Mélissos de Samos

Biographie

Mélissos, fils d’Ithagène, est un philosophe présocratique et l’un des représentants, avec Zénon d’Élée, de l’école éléatique.

Il est né sur l’île grecque de Samos aux alentours du 5e siècle avant Jésus-Christ. Il n’existe pas beaucoup de documents historiques sur sa vie, mais on sait qu’il était un marin expérimenté, et qu’il a même commandé l’escadron de Samos pour vaincre les Athéniens en 440 avant Jésus-Christ. En outre, Mélissos était également un homme politique.

Ouvrages

L’œuvre principale de Mélissos de Samos est intitulée Sur la nature, également connue sous le nom de Sur l’être.

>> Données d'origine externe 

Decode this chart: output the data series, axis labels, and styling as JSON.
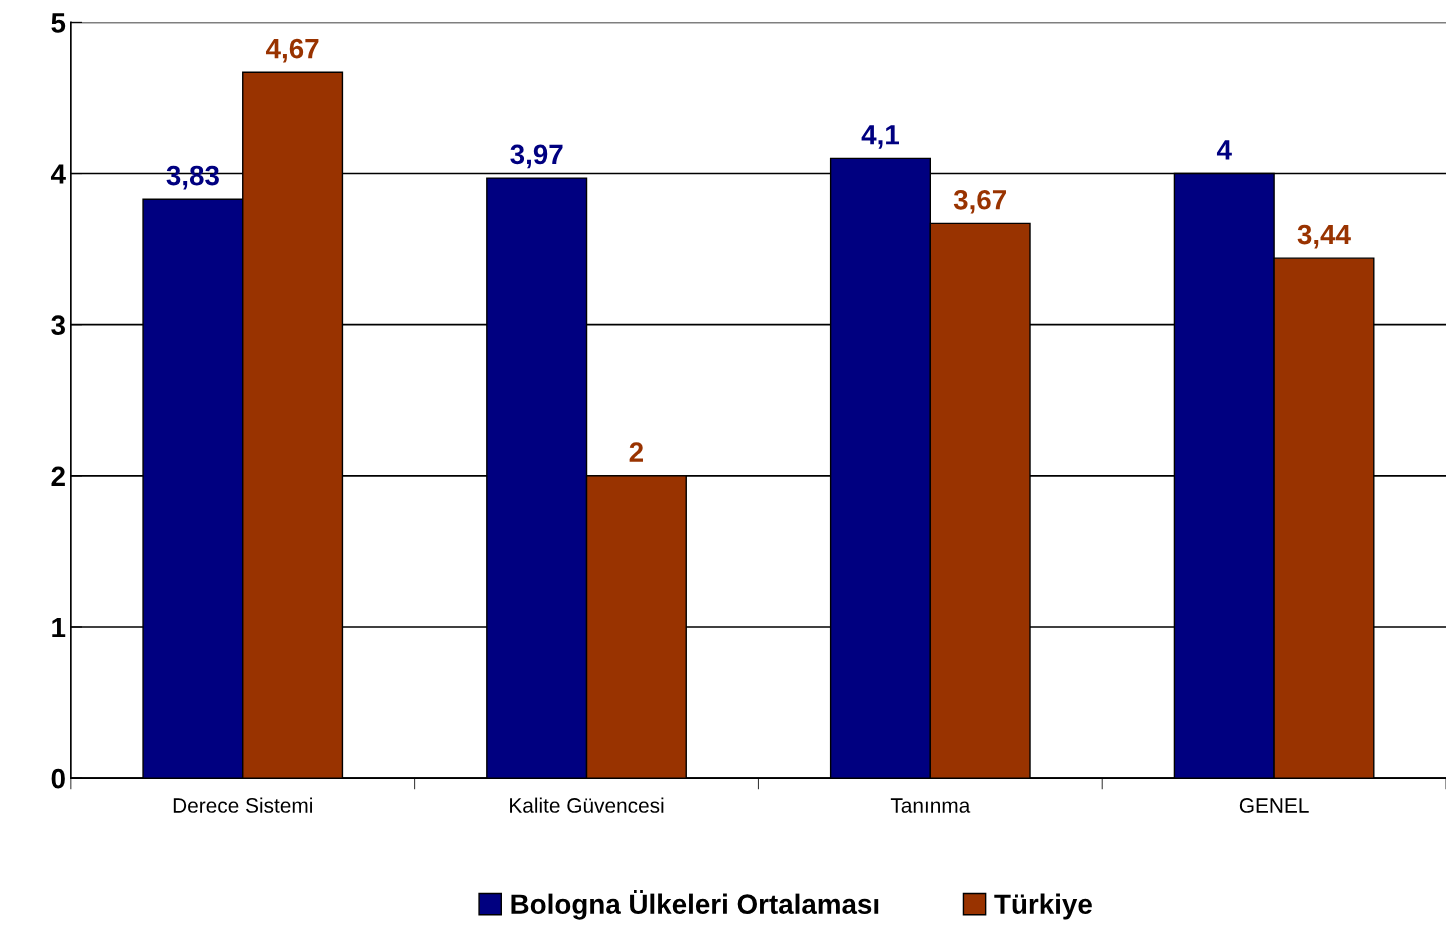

Il s’agit d’un poème en prose dans lequel il défend principalement la théorie de l’être de Parménide. Cependant, il ne reste que quelques fragments de cette œuvre.

Les principales idées de Mélissos

Sur l’être

Mélissos défendait la doctrine philosophique de l’école éléatique, dont le principal représentant était Parménide, et dont la thèse principale était que l’être était immobile et un.

Dans l’un des fragments de son œuvre, Mélissos déclare :

L’être a toujours été ce qu’il était et sera toujours, car s’il avait été engendré, avant d’être engendré, il ne serait rien. Mais si rien n’était, rien ne pourrait être généré à partir de rien.

Par conséquent, pour lui, il serait absurde d’affirmer que l’être a une origine dans le temps. L’être est éternel et unique, il a toujours été et sera toujours, sans commencement ni fin. L’être est illimité.

Face à tout cela, il s’ensuit que nos sens ne sont pas fiables, car ils semblent nous montrer que dans le monde il y a des changements, la génération et la corruption des êtres, ainsi que la multiplicité des êtres. Toutes les données des sens sont donc illusoires.

Néanmoins, Mélissos a cherché à améliorer et à corriger certains points de la théorie parménidienne de l’être.

Parménide a soutenu que l’être est fini et limité. Mélissos, au contraire, affirme que l’être est infini car il n’a pas de limites spatiales ou temporelles.

Mélissos affirme que l’être est Un, car s’il y en avait deux, il ne pourrait être infini, puisque l’un serait limité par l’autre.

Il affirme également que l’être un-infini est incorporel, mais pas dans le sens d’être immatériel, mais dans le sens où l’être ne possède aucune figure qui limite ou détermine les corps. Il dit dans un des fragments :

Si l’être est, il doit être un. Si elle est unique, elle ne doit pas avoir de corps. S’il a de l’épaisseur, l’être aurait des parties et ne serait plus un.

L’être ne souffre pas de la douleur, dit Mélissos, car s’il souffrait de la douleur, il ne serait pas toujours et ne posséderait pas la force du sain.

En bref, Mélissos soutient que l’être est :

  • éternel ;
  • un ;
  • sans limites ;
  • non généré, sans début ni fin, indestructible ;
  • homogène
  • inamovible : ne change pas
  • ne souffre pas de la douleur ;

Sur le vide

Dans son travail, Mélissos soutient également que le vide n’existe pas, puisque conceptuellement, le vide n’est rien, et que ce qui n’est rien ne peut exister. Le vide ne bouge pas non plus, car il n’a nulle part où se déplacer, puisqu’il est plein.